Mi prima Inés, como todas las madres, no se enteró hasta pasada una semana que su hijo, a quien enseñó a cantar junto al coro, en la iglesia, a quien obligó a ejecutar clarines y flauta con la voz de las aves, había sido el ganador del certamen y que ahora, igual como lo hiciera antaño su padre, abandonándolo todo, dejando atrás su pasado conocido y glorioso, novias, a lo mejor, o tan solo despechadas muchachas que lo amaron ocultas, con la vista puesta en un incierto futuro, se ha incorporado a aquella comparsa, dispuesto a reemplazar a aquel ventrílocuo y mago, a aquel hombre de rostro surcado por las arrugas que recogieran hace 30 años los nigromantes aquellos, el mismo que –con solo un silbo en los labios- hacia bailar a las aves y canturrear a las bestias pero que ahora, nada más descubrir desde la parchada lona del carro las estrellas que alumbraban su pueblo, se olvidó de aquellas imitaciones y recobró para siempre su oficio de carpintero.

Nadie le pidió explicaciones. Simplemente regresó, retomó las escasas herramientas y, con ellas, el sutil arte de la ebanistería, con regocijo mayor de las abuelas y creciente de los nuevos muchachos, reiniciando su andar por las casas de aquellos que tenían muebles que reparar, secretos que compartir, maternidades que descubrir, juguetes que construir, paternidades que reconocer.
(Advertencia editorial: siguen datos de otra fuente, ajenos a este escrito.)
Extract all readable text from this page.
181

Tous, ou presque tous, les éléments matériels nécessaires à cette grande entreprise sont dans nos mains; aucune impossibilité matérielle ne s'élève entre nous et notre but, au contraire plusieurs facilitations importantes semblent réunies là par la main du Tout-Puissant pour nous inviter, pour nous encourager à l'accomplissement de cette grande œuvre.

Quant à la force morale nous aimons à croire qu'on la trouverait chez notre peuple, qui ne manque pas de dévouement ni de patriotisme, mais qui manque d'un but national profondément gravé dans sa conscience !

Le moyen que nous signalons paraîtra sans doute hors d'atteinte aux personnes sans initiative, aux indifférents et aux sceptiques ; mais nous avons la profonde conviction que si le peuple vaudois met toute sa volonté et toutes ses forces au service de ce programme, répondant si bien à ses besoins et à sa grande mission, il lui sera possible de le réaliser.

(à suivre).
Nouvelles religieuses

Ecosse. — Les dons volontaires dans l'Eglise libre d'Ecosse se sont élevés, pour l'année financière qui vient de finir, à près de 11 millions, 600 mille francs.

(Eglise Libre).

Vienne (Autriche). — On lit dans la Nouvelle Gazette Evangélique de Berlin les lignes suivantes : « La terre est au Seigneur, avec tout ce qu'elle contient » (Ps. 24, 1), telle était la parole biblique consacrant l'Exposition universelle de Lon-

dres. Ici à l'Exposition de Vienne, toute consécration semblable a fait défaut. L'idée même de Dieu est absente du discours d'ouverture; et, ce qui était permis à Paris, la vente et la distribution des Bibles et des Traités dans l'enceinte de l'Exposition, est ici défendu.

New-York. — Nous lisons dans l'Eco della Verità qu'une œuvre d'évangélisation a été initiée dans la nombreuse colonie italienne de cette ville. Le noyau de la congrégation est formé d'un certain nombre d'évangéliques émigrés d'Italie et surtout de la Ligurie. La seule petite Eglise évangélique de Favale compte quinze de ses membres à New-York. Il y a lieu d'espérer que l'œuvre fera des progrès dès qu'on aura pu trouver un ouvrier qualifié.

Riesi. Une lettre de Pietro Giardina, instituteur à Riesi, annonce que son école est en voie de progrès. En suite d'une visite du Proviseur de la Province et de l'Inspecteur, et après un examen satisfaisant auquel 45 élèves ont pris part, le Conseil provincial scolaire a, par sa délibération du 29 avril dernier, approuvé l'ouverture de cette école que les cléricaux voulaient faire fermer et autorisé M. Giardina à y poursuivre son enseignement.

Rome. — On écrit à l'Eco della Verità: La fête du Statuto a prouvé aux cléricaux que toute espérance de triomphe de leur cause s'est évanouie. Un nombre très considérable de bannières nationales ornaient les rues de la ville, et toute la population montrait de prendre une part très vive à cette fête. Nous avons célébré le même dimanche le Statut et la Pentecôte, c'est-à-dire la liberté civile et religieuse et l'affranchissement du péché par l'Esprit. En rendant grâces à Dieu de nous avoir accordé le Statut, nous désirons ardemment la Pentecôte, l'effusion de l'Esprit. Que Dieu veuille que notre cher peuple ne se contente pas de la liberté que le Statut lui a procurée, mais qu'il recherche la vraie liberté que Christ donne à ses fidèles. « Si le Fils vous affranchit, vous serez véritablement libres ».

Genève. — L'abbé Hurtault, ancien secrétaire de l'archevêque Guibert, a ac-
Mario Contreras Vega nació en Coyhaique, Chile, el 14 de octubre de 1947, pero ha residido en Chiloé la mayor parte de su vida. Entre sus publicaciones se cuentan: Raíces (1977), Entre ayes y pájaros (Premio Gabriela Mistral 1980), Palabras para los días venideros (Premio Gabriela Mistral 1984), La gallina ciega y otros poemas (1993), Canción para jinetes y caballos (1996), Notas de Viaje (1999), Chiloé, última frontera de los Sueños, y Pedro Ñancúpel, pirata de Chiloé (2002).

A fines de la década de 1970, Contreras Vega creó en Ancud el Grupo Literario Chaicura y la Revista Archipiélago. Desde hace más de tres décadas reside en Castro donde ha sido concejal, y ha sido un activo participante de la vida política y cultural de la ciudad en las últimas cuatro décadas.

En el área audiovisual ha realizado, en calidad de guionista y director, el video Cartas de Navegación. Su obra poética que ha merecido numerosos galardones en Chile y otros países del continente, aparece en diversas antologías y revistas de Chile y de otros países latinoamericanos.

Naufragios incluyó poemas de Mario Contreras Vega en su edición inaugural, en primavera del 2009.